Il Parlamento è bicamerale con un unico Congresso della Repubblica, composto da 120 membri eletti attraverso un sistema proporzionale e in carica per cinque anni. Hanno diritto al voto tutti i cittadini a partire dai 18 anni di età.

Il sistema giudiziario prevede una Corte suprema, i cui giudici vengono nominati dal Consiglio nazionale della magistratura. La pena di morte è stata abolita nel 1979, tranne che per il reato di tradimento commesso in tempo di guerra.

Il servizio militare è obbligatorio per tutti i cittadini maschi abili a partire dai 20 anni di età, e dura due anni. È presente un forte corpo di polizia paramilitare.

Il Perù è suddiviso in 24 dipartimenti e una provincia costituzionale, Callao. I dipartimenti peruviani sono: Amazonas, Ancash, Apurímac, Arequipa, Ayacucho, Cajamarca, Cuzco, Huancavelica, Huánuco, Ica, Junín, La Libertad, Lambayeque, Lima, Loreto, Madre de Dios, Moquegua, Pasco, Piura, Puno, San Martín, Tacna, Tumbes e Ucayali. Il principale centro urbano è la capitale, Lima; altre città di rilievo sono Arequipa, Iquitos, Huancayo, Trujillo, Chiclayo e Cuzco, antica capitale dell’impero inca e Callao.

 
Caratteristiche geografiche:

Il Perú si trova nell'America Latina occidentale, ha una superficie di 1.285.216 Km² e confina a SUD con il Cile, a SUD-EST con la Bolivia, ad EST con il Brasile, a NORD con la Colombia e l'Ecuador.

Il paese è composto da tre regioni naturali: una stretta cintura costiera, l'estesa regione andina e il bacino amazzonico. La fascia costiera è prevalentemente desertica, ma vi si trovano le città più importanti del paese. Le Ande sono costituite da due catene principali, la Cordigliera occidentale e l'orientale, che comprendono la montagna più alta del Perú, lo Huascarán (6770 m). A est si estende la regione amazzonica, una zona di pianure tropicali bagnata dai fiumi Maranon (1414 Km) e Ucayali (1771 Km). Il lago principale è il Lago Titicaca (4966 Km² parte peruviana, totale 8300 Km²).

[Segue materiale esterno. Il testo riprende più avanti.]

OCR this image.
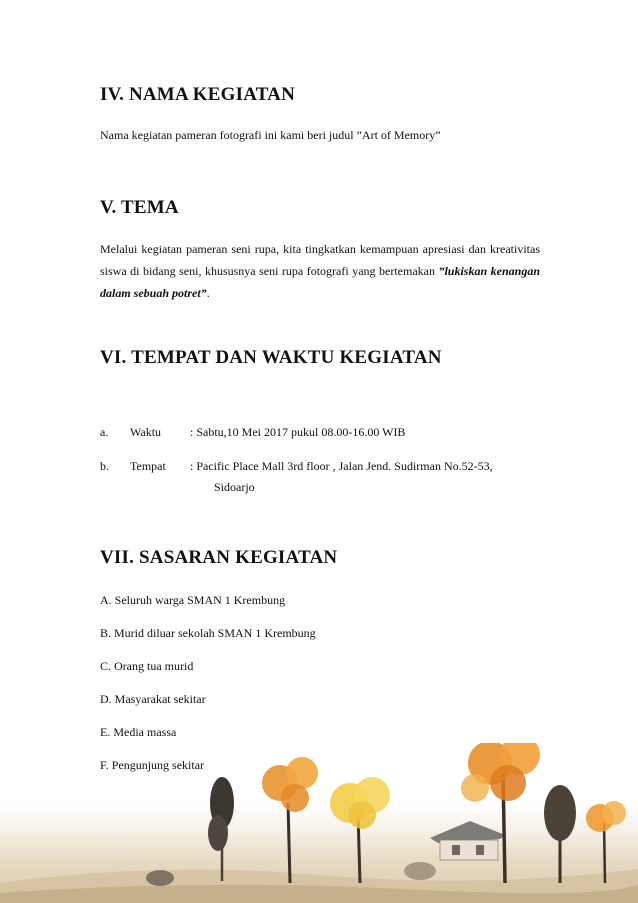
IV. NAMA KEGIATAN

Nama kegiatan pameran fotografi ini kami beri judul ”Art of Memory”

V. TEMA

Melalui kegiatan pameran seni rupa, kita tingkatkan kemampuan apresiasi dan kreativitas siswa di bidang seni, khususnya seni rupa fotografi yang bertemakan ”lukiskan kenangan dalam sebuah potret”.

VI. TEMPAT DAN WAKTU KEGIATAN
a.	Waktu	: Sabtu,10 Mei 2017 pukul 08.00-16.00 WIB
b.	Tempat	: Pacific Place Mall 3rd floor , Jalan Jend. Sudirman No.52-53,
Sidoarjo
VII. SASARAN KEGIATAN
A. Seluruh warga SMAN 1 Krembung
B. Murid diluar sekolah SMAN 1 Krembung
C. Orang tua murid
D. Masyarakat sekitar
E. Media massa
F. Pengunjung sekitar
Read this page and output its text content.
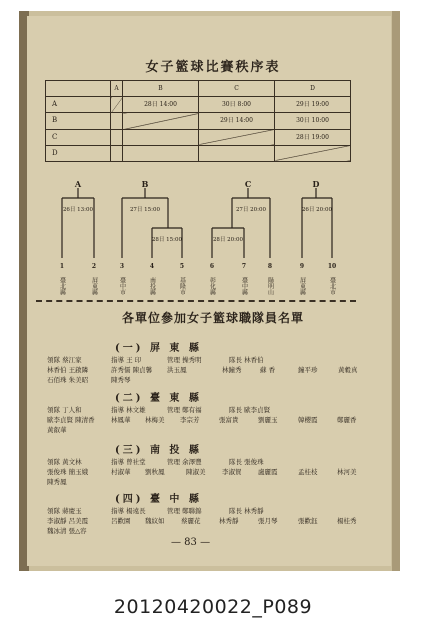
女子籃球比賽秩序表
	A	B	C	D
A		28日 14:00	30日 8:00	29日 19:00
B			29日 14:00	30日 10:00
C				28日 19:00
D				
A	B	C	D
26日 13:00	27日 15:00
28日 15:00
27日 20:00
28日 20:00
26日 20:00
1	2	3	4	5	6	7	8	9	10
臺北縣	屏東縣	臺中市	南投縣	基隆市	彰化縣	臺中縣	陽明山	屏東縣	臺北市
各單位參加女子籃球職隊員名單
(一) 屏 東 縣
領隊 蔡江家	指導 王 印	管理 操秀明	隊長 林香伯
林香伯 王啟隣	許秀儒 陳貞馨 洪玉鳳	林鐘秀	蘇 香	鐘平珍	黃穀真
石佰珠 朱美昭	陳秀琴
(二) 臺 東 縣
領隊 丁人和	指導 林文雄	管理 鄭有福	隊長 歐李貞賢
歐李貞賢 陳清香	林鳳華 林梅美 李宗芳	張富貴	劉麗玉	韓櫻霞	鄭麗香
黃叡華
(三) 南 投 縣
領隊 黃文林	指導 曾社堂	管理 余澤豐	隊長 張俊珠
張俊珠 簡玉娥	村淑華 劉秋鳳	陳淑美	李淑賀	盧麗霞	孟桂枝	林河美
陳秀鳳
(四) 臺 中 縣
領隊 蔣慶玉	指導 楊遠長	管理 鄭聯錦	隊長 林秀靜
李淑靜 呂美霞	呂歡園 魏紋如	蔡麗花	林秀靜	張月琴	張歡鈺	楊桂秀
魏冰清 張△容
— 83 —
20120420022_P089
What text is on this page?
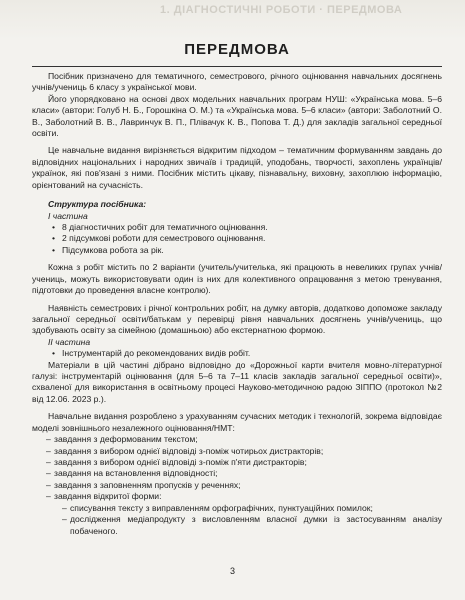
1. ДІАГНОСТИЧНІ РОБОТИ · ПЕРЕДМОВА
ПЕРЕДМОВА

Посібник призначено для тематичного, семестрового, річного оцінювання навчальних досягнень учнів/учениць 6 класу з української мови.

Його упорядковано на основі двох модельних навчальних програм НУШ: «Українська мова. 5–6 класи» (автори: Голуб Н. Б., Горошкіна О. М.) та «Українська мова. 5–6 класи» (автори: Заболотний О. В., Заболотний В. В., Лавринчук В. П., Плівачук К. В., Попова Т. Д.) для закладів загальної середньої освіти.

Це навчальне видання вирізняється відкритим підходом – тематичним формуванням завдань до відповідних національних і народних звичаїв і традицій, уподобань, творчості, захоплень українців/українок, які пов'язані з ними. Посібник містить цікаву, пізнавальну, виховну, захоплюю інформацію, орієнтований на сучасність.

Структура посібника:
І частина
• 8 діагностичних робіт для тематичного оцінювання.
• 2 підсумкові роботи для семестрового оцінювання.
• Підсумкова робота за рік.

Кожна з робіт містить по 2 варіанти (учитель/учителька, які працюють в невеликих групах учнів/учениць, можуть використовувати один із них для колективного опрацювання з метою тренування, підготовки до проведення власне контролю).

Наявність семестрових і річної контрольних робіт, на думку авторів, додатково допоможе закладу загальної середньої освіти/батькам у перевірці рівня навчальних досягнень учнів/учениць, що здобувають освіту за сімейною (домашньою) або екстернатною формою.

ІІ частина
• Інструментарій до рекомендованих видів робіт.

Матеріали в цій частині дібрано відповідно до «Дорожньої карти вчителя мовно-літературної галузі: інструментарій оцінювання (для 5–6 та 7–11 класів закладів загальної середньої освіти)», схваленої для використання в освітньому процесі Науково-методичною радою ЗІППО (протокол №2 від 12.06. 2023 р.).

Навчальне видання розроблено з урахуванням сучасних методик і технологій, зокрема відповідає моделі зовнішнього незалежного оцінювання/НМТ:

– завдання з деформованим текстом;
– завдання з вибором однієї відповіді з-поміж чотирьох дистракторів;
– завдання з вибором однієї відповіді з-поміж п'яти дистракторів;
– завдання на встановлення відповідності;
– завдання з заповненням пропусків у реченнях;
– завдання відкритої форми:
– списування тексту з виправленням орфографічних, пунктуаційних помилок;
– дослідження медіапродукту з висловленням власної думки із застосуванням аналізу побаченого.
3
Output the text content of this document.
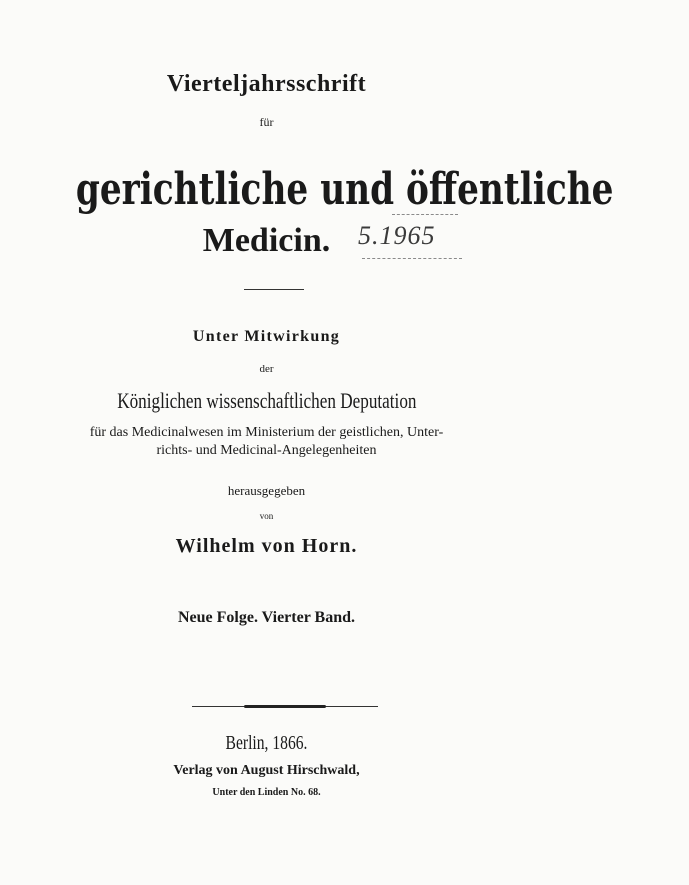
Vierteljahrsschrift
für
gerichtliche und öffentliche
Medicin.	5.1965
Unter Mitwirkung
der
Königlichen wissenschaftlichen Deputation
für das Medicinalwesen im Ministerium der geistlichen, Unter-
richts- und Medicinal-Angelegenheiten
herausgegeben
von
Wilhelm von Horn.
Neue Folge. Vierter Band.
Berlin, 1866.
Verlag von August Hirschwald,
Unter den Linden No. 68.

Lungo le coste desertiche del Perú vive una cospicua popolazione marina e ornitologica: otarie, pinguini, fenicotteri, pellicani. Tra gli uccelli diffusi negli altipiani vi sono il condor delle Ande, l'ibis della puna e una varietà di colibrì. Il grande patrimonio naturale e faunistico è protetto da una serie di parchi nazionali e riserve che coprono quasi 30 aree corrispondenti al 7% circa del territorio.

 

Il clima del Perú è caratterizzato dall'alternanza di due stagioni, quella delle piogge e quella secca, con varianti regionali. La costa e i pendii delle Ande occidentali hanno generalmente un clima secco, l'estate va da dicembre ad aprile, mentre durante il resto dell'anno la nebbia costiera avvolge la regione nascondendo il sole per la maggior parte del tempo. Nelle Ande, la stagione secca va da maggio a settembre, mentre quella delle piogge si protrae per il resto dell'anno. Sulle pareti orientali delle Ande, il tempo nei mesi più asciutti è simile a quello della stagione secca degli altipiani, ma la stagione umida (da gennaio ad aprile) è più marcata.


Lingua:
QUECHUA E SPAGNOLO (LINGUE UFFICIALI), AYMARÁ

Altro:   

RELIGIONE: CATTOLICA 89%, PROTESTANTE 6,5%, ALTRO 4,5%. MONETA: NUOVO SOL PERUVIANO.